Panama Geisha Kaffee ist weltweit eine der exklusivsten Kaffeespezialitäten. Eine echte Rarität, die es nur in geringen Mengen gibt. Ursprünglich aus Äthiopien, wächst der Geishabaum in den Hochlagen der Provinz Chiriquí, er trägt nur ganz wenige Kirschen. Das Geschmackspotenzial der Bohnen wurde erst vor wenigen Jahren entdeckt, die Pflanze diente eigentlich der Stabilisierung der vulkanischen Böden auf den Plantagen. Seither ist die Geisha ein Geheimtipp. Viele haben noch nie davon gehört, Kaffeekenner bekommen aber leuchtende Augen wenn der Name fällt (mehr darüber könnt Ihr übrigens im Buch “God in a Cup” nachlesen.)

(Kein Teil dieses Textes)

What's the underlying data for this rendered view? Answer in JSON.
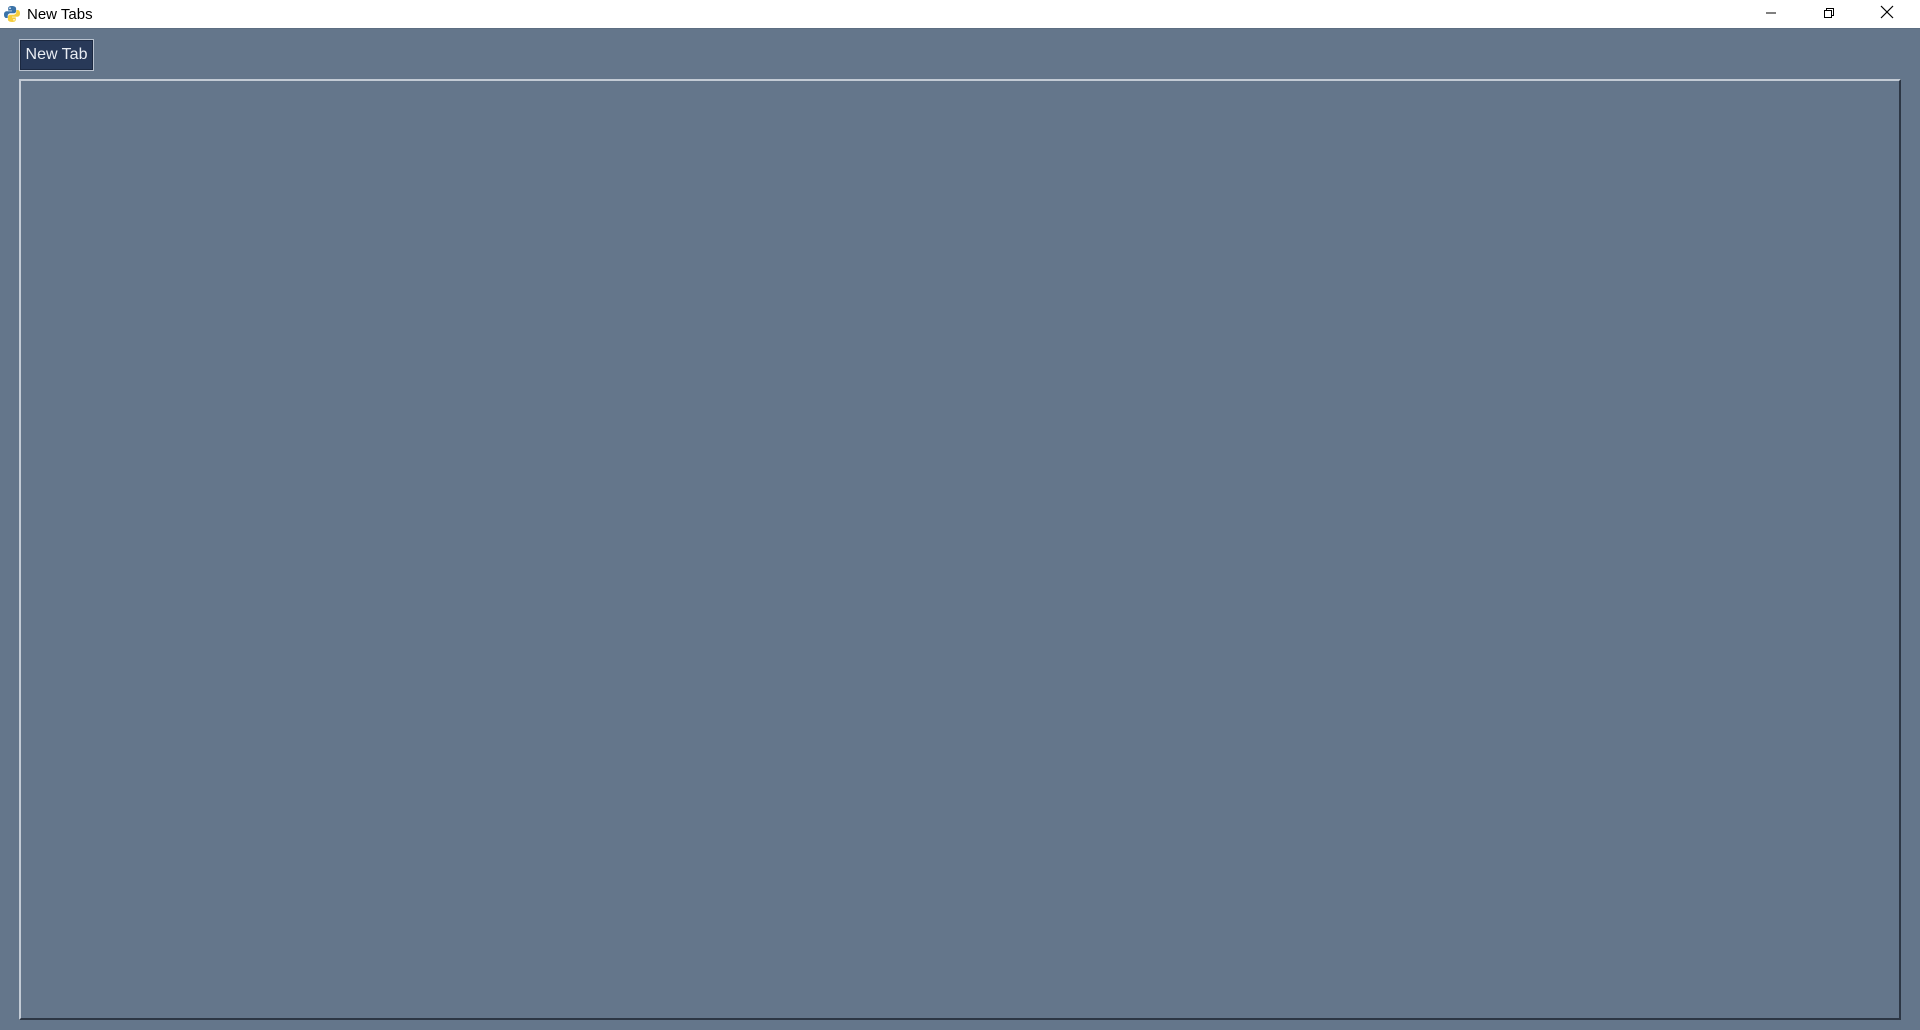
{
  "window": {
    "title": "New Tabs",
    "background_color": "#64768b",
    "controls": {
      "minimize_icon": "minimize-icon",
      "maximize_icon": "restore-icon",
      "close_icon": "close-icon"
    }
  },
  "toolbar": {
    "new_tab_label": "New Tab",
    "button_color": "#283958"
  },
  "app_icon": "python-icon"
}
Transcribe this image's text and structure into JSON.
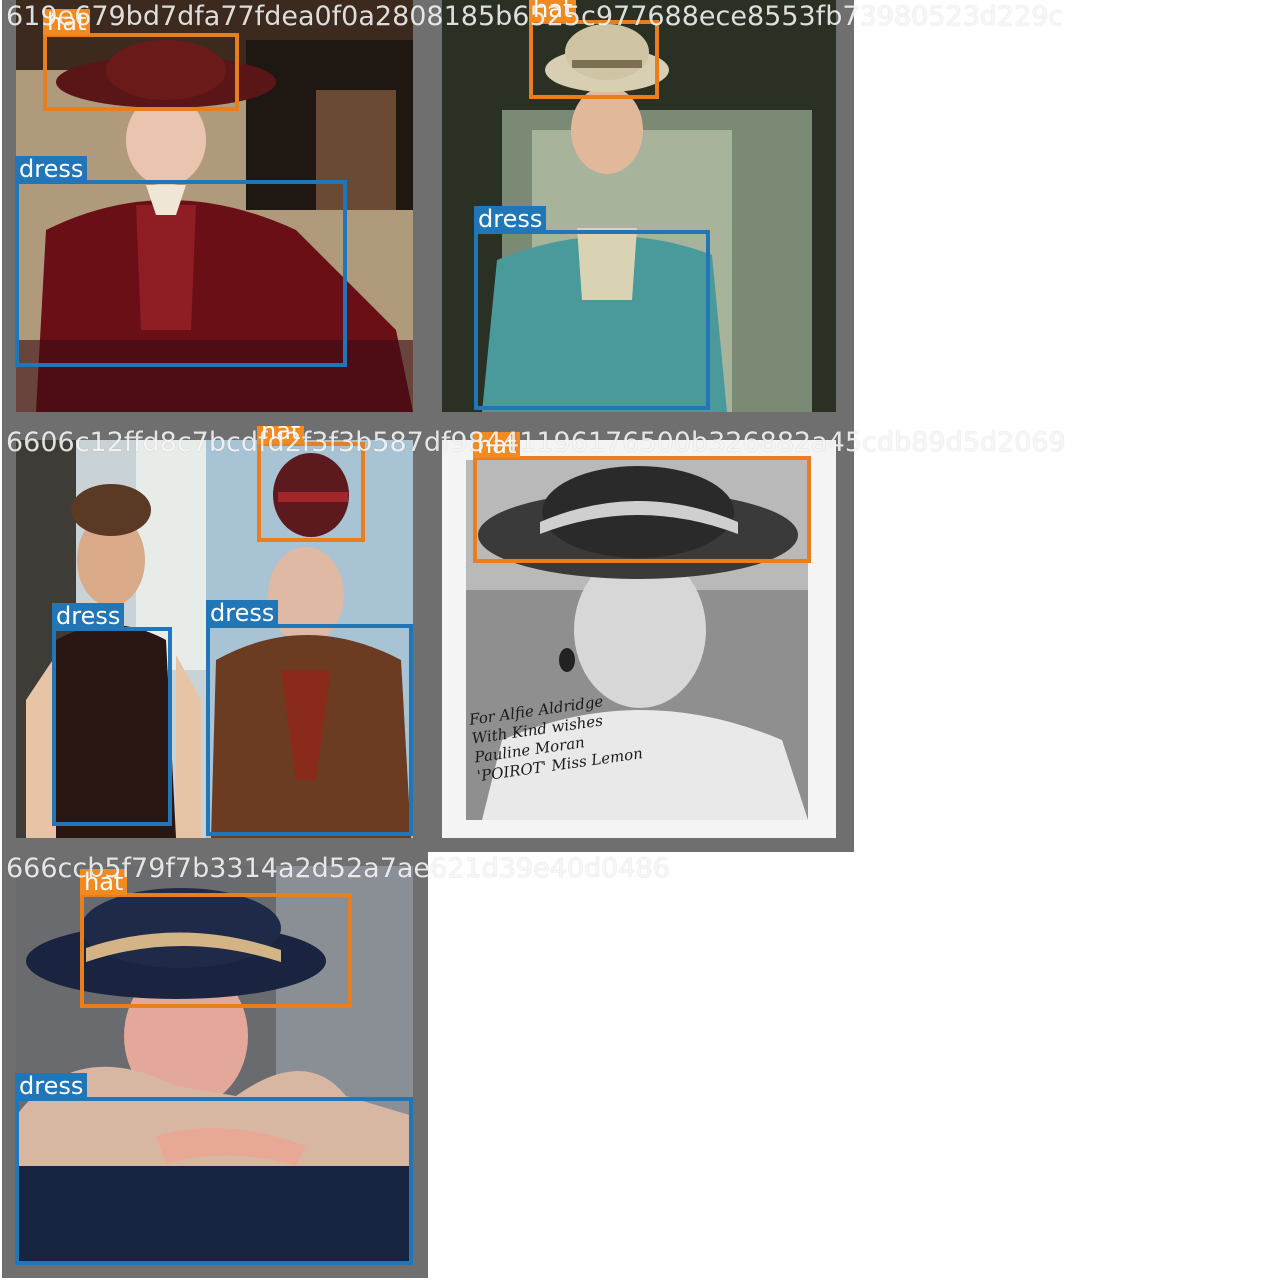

Wir dürfen die Geisha probieren und sind gespannt, denn wir hatten den Kaffee selbst noch nie probiert: Armin bereitet ihn in der AeroPress zu, 13 Gramm Kaffee für eine große Tasse, 15 Sekunden umrühren, 20 Sekunden herunterpressen. Wir führen die Tasse zum Mund und uns strömt ein derart intensives Jasmin-Aroma in die Nase, wie wir es noch nie gerochen haben. Im Mund ist die Überraschung noch größer: Geschmacksnoten von Beeren, eine intensive Süße, fast honigartig. Je kälter der Kaffee wird, desto weiniger, süßlicher schmeckt er. Ein großartiges Geschmackserlebnis – nicht im entferntesten vergleichbar mit den Jamaica Blue Mountains, die wir bisher verkostet haben.
Während wir über Kaffeevarietäten und Pflanzenkunde diskutieren, trinken wir je zwei weitere Espressi und einen Cappuccino. Allesamt schmecken köstlich. Wir nehmen weitere Kaffeeröstungen mit nach hause, aber die werden erst morgen getestet – am abend kochen wir uns erstmal eine Kanne Tee :-)

Hi Ihr Kaffeepiraten,
toller Bericht. Danke dafür. Hat mir großen Spaß gemacht ihn zu lesen.